Three patients had false-positive results, but the ctDNA levels in these patients became undetectable during the follow-up period. The authors theorized that the false-positives likely occurred because of minimal residual disease at first ctDNA analysis that was eventually resolved by the immune system. “However,” the authors wrote, “we cannot exclude the possibility that these false-positives were the result of some unappreciated technical artifact.”
Because 31% of the 58 patients under investigation received chemotherapy (at their clinicians’ discretion, and without the knowledge of the results of ctDNA analysis), the investigators only considered postchemotherapy samples in their analysis.

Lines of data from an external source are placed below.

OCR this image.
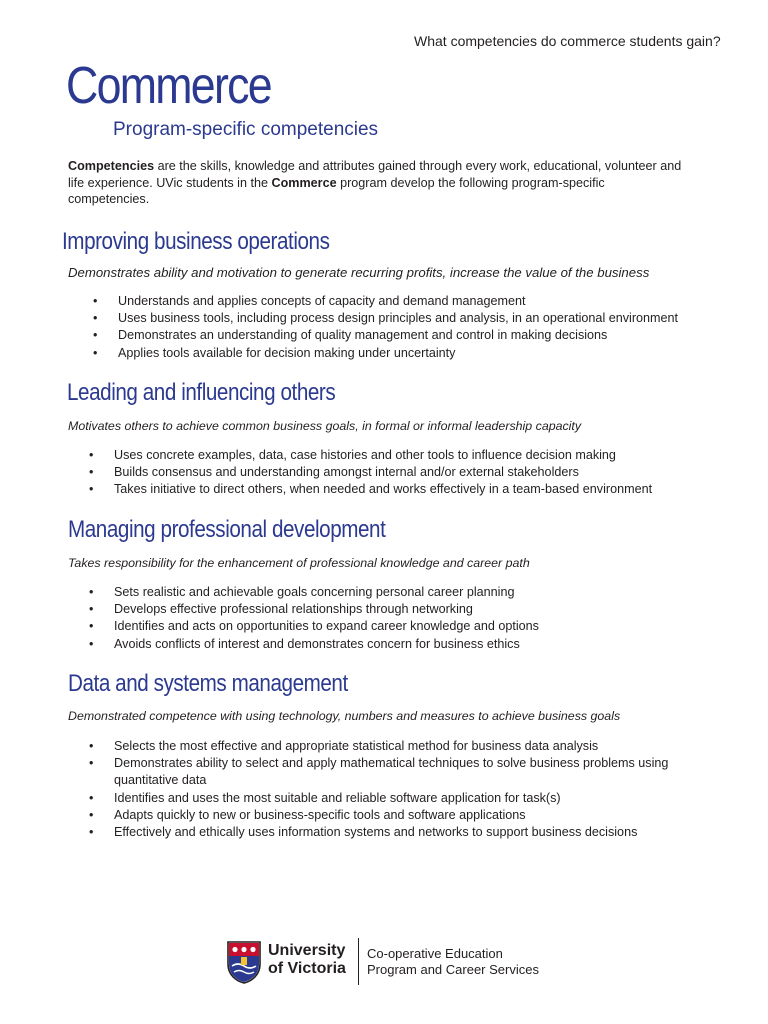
What competencies do commerce students gain?
Commerce
Program-specific competencies
Competencies are the skills, knowledge and attributes gained through every work, educational, volunteer and life experience. UVic students in the Commerce program develop the following program-specific competencies.
Improving business operations
Demonstrates ability and motivation to generate recurring profits, increase the value of the business
• Understands and applies concepts of capacity and demand management
• Uses business tools, including process design principles and analysis, in an operational environment
• Demonstrates an understanding of quality management and control in making decisions
• Applies tools available for decision making under uncertainty
Leading and influencing others
Motivates others to achieve common business goals, in formal or informal leadership capacity
• Uses concrete examples, data, case histories and other tools to influence decision making
• Builds consensus and understanding amongst internal and/or external stakeholders
• Takes initiative to direct others, when needed and works effectively in a team-based environment
Managing professional development
Takes responsibility for the enhancement of professional knowledge and career path
• Sets realistic and achievable goals concerning personal career planning
• Develops effective professional relationships through networking
• Identifies and acts on opportunities to expand career knowledge and options
• Avoids conflicts of interest and demonstrates concern for business ethics
Data and systems management
Demonstrated competence with using technology, numbers and measures to achieve business goals
• Selects the most effective and appropriate statistical method for business data analysis
• Demonstrates ability to select and apply mathematical techniques to solve business problems using quantitative data
• Identifies and uses the most suitable and reliable software application for task(s)
• Adapts quickly to new or business-specific tools and software applications
• Effectively and ethically uses information systems and networks to support business decisions
University
of Victoria
Co-operative Education
Program and Career Services
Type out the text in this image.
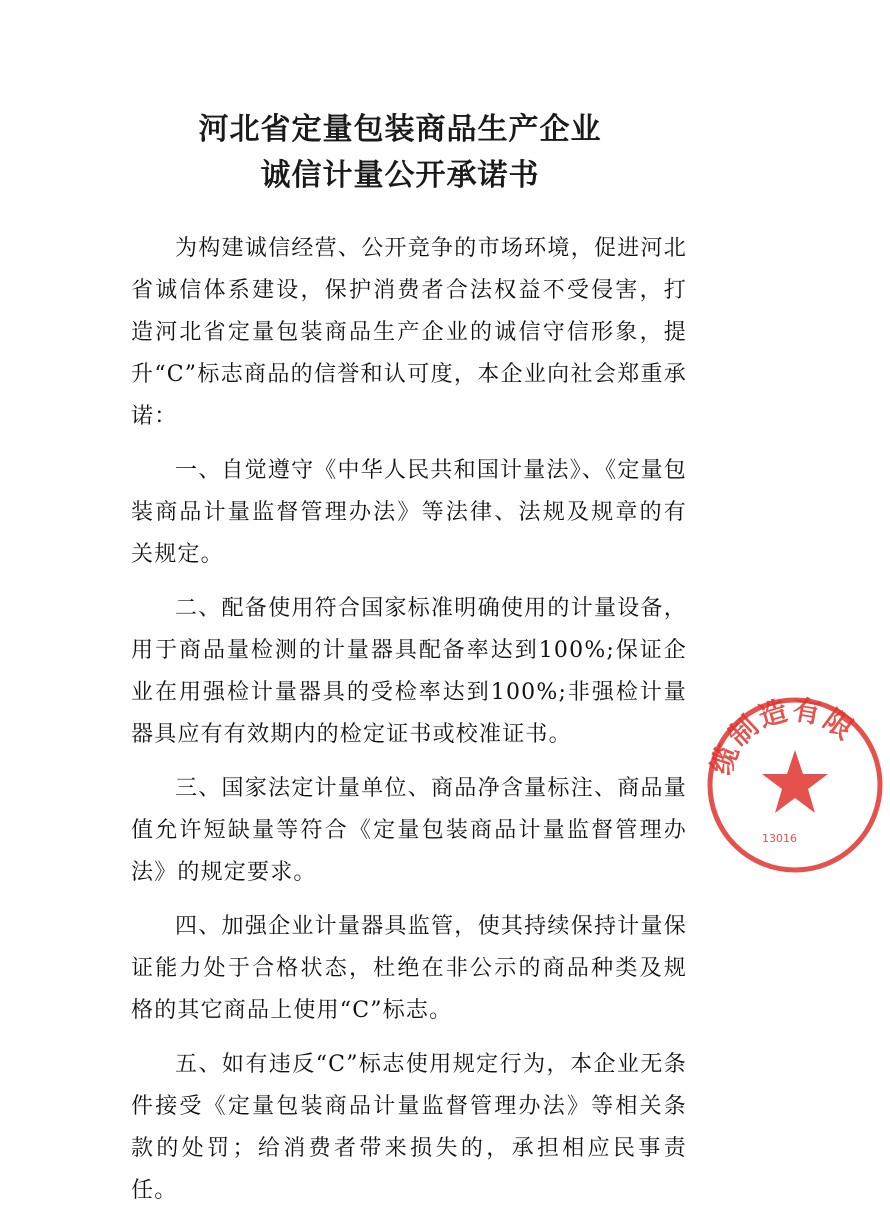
河北省定量包装商品生产企业
诚信计量公开承诺书

为构建诚信经营、公开竞争的市场环境，促进河北省诚信体系建设，保护消费者合法权益不受侵害，打造河北省定量包装商品生产企业的诚信守信形象，提升“C”标志商品的信誉和认可度，本企业向社会郑重承诺：

一、自觉遵守《中华人民共和国计量法》、《定量包装商品计量监督管理办法》等法律、法规及规章的有关规定。

二、配备使用符合国家标准明确使用的计量设备，用于商品量检测的计量器具配备率达到100%;保证企业在用强检计量器具的受检率达到100%;非强检计量器具应有有效期内的检定证书或校准证书。

三、国家法定计量单位、商品净含量标注、商品量值允许短缺量等符合《定量包装商品计量监督管理办法》的规定要求。

四、加强企业计量器具监管，使其持续保持计量保证能力处于合格状态，杜绝在非公示的商品种类及规格的其它商品上使用“C”标志。

五、如有违反“C”标志使用规定行为，本企业无条件接受《定量包装商品计量监督管理办法》等相关条款的处罚；给消费者带来损失的，承担相应民事责任。

缆制造有限
13016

The researchers concluded that serial ctDNA surveillance was more sensitive than CEA levels (100% vs 60%) and that it could likely precede radiographic imaging, helping to minimize subsequent radiation exposure. In addition, unlike imaging, ctDNA level evaluation is not reader-dependent.
Optimal lead time for ctDNA was not determined, and the researchers noted that although ctDNA could detect potential recurrence earlier than other methods (and by a median of 4 months earlier in patients who did not receive adjuvant chemotherapy), it took almost 9 months for 10 patients’ ctDNA to become detectable after resection. “This lead time would not be early enough to affect the decision on adjuvant chemotherapy, but it might still be sufficient to allow for earlier implementation of other curative or palliative strategies,” concluded the authors.
Reference
Wang Y, Li L, Cohen JD, et al. Prognostic potential of circulating tumor DNA measurement in postoperative surveillance of nonmetastatic colorectal cancer [published online May 9, 2019]. JAMA Oncol. doi:10.1001/jamaoncol.2019.0512.